The workers at Kroger’s Conway, Ark., store interpreted the symbol as endorsing LGBTQ values they felt violated their religious beliefs and were fired last year for repeated violations of the company’s dress code, the EEOC said. This constituted an unlawful violation of Title VII of the Civil Rights Act of 1964, said the EEOC, which added it filed suit only after failing to reach a pre-litigation settlement through a conciliation process.
“Companies have an obligation under Title VII to consider requests for religious accommodations, and it is illegal to terminate employees for requesting an accommodation for their religious beliefs,” said Delner Franklin-Thomas, district director of the EEOC’s Memphis District Office, which has jurisdiction over Arkansas, Tennessee and portions of Mississippi. “The EEOC protects the rights of the LGBTQ community, but it also protects the rights of religious people.”
Retail work uniforms have been a topic of dispute lately, particularly in light of high emotions surrounding the Black Lives Matter movement and the imposition of retailer-led or mandated mask measures, according to reports. The violations alleged in the Kroger suit occurred a year ago, however, upon Kroger’s issuing of new uniforms for its workers last April that included an embroidered rainbow heart at the top left portion of the bib.

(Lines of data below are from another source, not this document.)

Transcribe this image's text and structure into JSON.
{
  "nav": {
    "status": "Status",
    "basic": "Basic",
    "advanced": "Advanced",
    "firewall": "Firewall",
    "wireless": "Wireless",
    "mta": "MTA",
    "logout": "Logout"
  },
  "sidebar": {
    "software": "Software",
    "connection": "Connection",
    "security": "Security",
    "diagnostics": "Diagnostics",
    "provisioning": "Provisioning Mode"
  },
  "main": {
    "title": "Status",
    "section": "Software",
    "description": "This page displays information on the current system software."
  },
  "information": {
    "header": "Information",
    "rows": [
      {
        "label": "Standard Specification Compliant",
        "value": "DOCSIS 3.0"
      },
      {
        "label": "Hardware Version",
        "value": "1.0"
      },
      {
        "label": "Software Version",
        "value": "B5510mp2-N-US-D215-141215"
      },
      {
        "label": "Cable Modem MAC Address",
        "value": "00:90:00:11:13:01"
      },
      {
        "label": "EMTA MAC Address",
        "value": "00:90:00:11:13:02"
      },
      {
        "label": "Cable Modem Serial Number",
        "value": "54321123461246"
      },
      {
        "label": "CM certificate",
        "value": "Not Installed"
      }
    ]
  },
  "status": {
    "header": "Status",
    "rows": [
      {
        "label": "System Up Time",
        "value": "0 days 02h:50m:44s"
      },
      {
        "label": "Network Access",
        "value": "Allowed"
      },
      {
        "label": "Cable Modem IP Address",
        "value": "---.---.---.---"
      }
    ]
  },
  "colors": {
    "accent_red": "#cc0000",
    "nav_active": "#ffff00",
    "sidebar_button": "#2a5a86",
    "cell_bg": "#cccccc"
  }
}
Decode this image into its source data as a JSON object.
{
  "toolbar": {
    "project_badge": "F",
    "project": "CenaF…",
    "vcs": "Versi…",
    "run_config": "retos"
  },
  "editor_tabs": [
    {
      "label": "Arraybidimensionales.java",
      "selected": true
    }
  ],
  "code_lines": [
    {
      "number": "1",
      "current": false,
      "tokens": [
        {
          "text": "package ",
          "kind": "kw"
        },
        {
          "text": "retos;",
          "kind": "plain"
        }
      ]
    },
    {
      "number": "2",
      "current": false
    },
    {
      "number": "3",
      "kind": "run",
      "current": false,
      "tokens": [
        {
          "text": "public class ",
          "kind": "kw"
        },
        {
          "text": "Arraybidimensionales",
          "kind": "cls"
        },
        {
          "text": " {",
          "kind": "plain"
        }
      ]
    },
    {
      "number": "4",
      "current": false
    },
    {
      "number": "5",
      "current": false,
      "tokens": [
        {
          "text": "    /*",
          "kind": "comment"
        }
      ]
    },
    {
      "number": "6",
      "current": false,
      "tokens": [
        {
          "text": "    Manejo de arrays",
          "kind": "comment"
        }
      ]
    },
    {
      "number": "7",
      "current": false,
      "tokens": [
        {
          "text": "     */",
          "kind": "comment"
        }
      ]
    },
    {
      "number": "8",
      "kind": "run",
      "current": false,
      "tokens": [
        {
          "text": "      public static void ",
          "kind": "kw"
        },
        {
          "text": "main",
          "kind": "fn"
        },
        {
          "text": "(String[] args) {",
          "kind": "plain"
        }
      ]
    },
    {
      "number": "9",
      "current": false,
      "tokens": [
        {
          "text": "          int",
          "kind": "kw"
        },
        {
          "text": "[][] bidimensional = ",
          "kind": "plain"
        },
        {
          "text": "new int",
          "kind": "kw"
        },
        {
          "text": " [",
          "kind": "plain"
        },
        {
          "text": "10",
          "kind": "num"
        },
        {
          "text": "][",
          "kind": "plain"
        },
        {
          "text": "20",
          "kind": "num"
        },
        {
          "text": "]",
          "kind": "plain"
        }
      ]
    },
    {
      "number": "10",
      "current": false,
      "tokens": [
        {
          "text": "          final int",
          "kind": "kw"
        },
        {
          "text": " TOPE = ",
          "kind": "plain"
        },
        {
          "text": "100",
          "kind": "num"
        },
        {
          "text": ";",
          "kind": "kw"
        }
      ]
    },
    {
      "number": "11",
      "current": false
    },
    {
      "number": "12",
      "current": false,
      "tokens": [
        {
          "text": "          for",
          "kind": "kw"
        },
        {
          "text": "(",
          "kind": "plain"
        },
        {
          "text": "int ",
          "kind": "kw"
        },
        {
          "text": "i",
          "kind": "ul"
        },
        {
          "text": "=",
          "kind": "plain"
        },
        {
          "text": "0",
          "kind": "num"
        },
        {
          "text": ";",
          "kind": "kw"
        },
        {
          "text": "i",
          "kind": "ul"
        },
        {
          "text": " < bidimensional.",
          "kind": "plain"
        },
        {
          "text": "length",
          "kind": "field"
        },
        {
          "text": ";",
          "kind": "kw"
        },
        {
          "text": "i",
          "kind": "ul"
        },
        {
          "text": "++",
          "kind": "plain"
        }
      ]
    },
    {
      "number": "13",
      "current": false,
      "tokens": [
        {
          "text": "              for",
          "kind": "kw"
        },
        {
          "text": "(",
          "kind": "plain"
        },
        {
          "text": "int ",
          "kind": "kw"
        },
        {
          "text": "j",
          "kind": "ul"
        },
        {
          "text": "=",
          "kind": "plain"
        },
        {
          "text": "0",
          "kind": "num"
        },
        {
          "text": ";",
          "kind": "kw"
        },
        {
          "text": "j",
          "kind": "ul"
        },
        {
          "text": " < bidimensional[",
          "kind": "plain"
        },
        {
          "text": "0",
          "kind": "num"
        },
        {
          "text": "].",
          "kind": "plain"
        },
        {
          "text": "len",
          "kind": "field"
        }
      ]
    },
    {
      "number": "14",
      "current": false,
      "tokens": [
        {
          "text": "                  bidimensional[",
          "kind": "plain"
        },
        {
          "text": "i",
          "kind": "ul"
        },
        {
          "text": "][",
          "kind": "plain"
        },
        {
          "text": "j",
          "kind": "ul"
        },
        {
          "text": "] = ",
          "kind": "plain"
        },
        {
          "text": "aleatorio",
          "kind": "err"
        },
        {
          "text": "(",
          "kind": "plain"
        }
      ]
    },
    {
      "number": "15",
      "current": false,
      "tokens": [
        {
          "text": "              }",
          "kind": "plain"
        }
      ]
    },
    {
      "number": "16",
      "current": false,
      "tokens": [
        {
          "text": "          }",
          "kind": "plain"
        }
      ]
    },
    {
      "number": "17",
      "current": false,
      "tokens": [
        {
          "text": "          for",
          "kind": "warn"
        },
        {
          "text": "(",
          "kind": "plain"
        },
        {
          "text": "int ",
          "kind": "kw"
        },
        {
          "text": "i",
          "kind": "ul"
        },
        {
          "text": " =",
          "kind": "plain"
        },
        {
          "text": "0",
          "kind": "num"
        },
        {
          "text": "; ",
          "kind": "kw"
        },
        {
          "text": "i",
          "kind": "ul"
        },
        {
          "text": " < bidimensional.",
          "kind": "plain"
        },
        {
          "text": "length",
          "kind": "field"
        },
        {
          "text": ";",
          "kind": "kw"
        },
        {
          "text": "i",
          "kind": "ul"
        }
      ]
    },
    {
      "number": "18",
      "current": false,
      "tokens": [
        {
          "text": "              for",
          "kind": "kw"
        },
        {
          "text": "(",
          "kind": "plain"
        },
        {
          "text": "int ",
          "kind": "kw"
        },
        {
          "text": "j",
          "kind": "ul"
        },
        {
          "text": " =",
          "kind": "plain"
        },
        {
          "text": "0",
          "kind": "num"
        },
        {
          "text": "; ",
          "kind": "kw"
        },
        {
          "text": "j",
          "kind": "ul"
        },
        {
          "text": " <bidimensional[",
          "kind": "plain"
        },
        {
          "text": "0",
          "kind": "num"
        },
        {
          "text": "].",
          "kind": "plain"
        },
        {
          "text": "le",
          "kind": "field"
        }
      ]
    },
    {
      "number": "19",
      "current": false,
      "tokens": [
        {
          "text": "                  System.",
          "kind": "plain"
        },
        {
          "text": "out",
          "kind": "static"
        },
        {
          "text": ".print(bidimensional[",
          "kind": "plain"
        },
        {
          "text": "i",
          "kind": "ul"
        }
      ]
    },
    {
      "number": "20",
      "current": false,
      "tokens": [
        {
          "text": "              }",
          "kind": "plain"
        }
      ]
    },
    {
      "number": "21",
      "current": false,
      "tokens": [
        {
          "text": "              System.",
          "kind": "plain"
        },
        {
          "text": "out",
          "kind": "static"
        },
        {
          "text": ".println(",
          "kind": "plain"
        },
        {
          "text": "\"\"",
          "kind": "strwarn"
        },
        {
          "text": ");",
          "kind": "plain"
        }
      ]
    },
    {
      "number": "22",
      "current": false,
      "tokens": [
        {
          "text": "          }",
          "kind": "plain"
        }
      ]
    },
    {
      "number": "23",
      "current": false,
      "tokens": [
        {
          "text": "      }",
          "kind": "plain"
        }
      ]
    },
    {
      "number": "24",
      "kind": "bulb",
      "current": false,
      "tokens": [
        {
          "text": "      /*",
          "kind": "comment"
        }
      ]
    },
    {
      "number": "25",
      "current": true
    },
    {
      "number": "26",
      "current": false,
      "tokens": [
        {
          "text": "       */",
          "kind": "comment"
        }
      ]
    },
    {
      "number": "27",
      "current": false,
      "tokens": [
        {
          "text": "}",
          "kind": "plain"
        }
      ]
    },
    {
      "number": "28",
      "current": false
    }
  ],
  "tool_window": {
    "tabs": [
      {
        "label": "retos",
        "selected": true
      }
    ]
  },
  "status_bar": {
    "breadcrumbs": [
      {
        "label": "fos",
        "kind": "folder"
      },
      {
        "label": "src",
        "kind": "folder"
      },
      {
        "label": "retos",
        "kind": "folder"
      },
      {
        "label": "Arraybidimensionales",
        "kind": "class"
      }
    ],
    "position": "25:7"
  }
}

According to the suit, filed in U.S. Court in the Eastern District of Arkansas, the two workers, nine-year deli worker Brenda Lawson, and Trudy Rickert, a clerk employed by the store since 2006, share a “literal interpretation of the Bible” and hold “a sincerely held religious belief that homosexuality is a sin.”
According to the EEOC suit, Lawson offered to wear the apron with the emblem covered, and Rickert proposed wearing a different apron without the emblem, “but the company made no attempt to accommodate their requests.” When the women still refused to wear the apron with the emblem visible, the EEOC charges, Kroger retaliated against them by disciplining and ultimately discharging them.
Kroger has yet to respond in court to the suit, which seeks a jury trial and relief measures including an order to “to institute and carry out policies, practices and programs which provide equal employment opportunities for Lawson and Rickerd and which eradicate the effects of its past and present unlawful employment practices.” It also seeks compensation for past and future pecuniary losses, including relocation expenses and job search expenses; compensation for emotional pain and suffering caused by alleged actions; and punitive damages for alleged “malicious and reckless conduct.”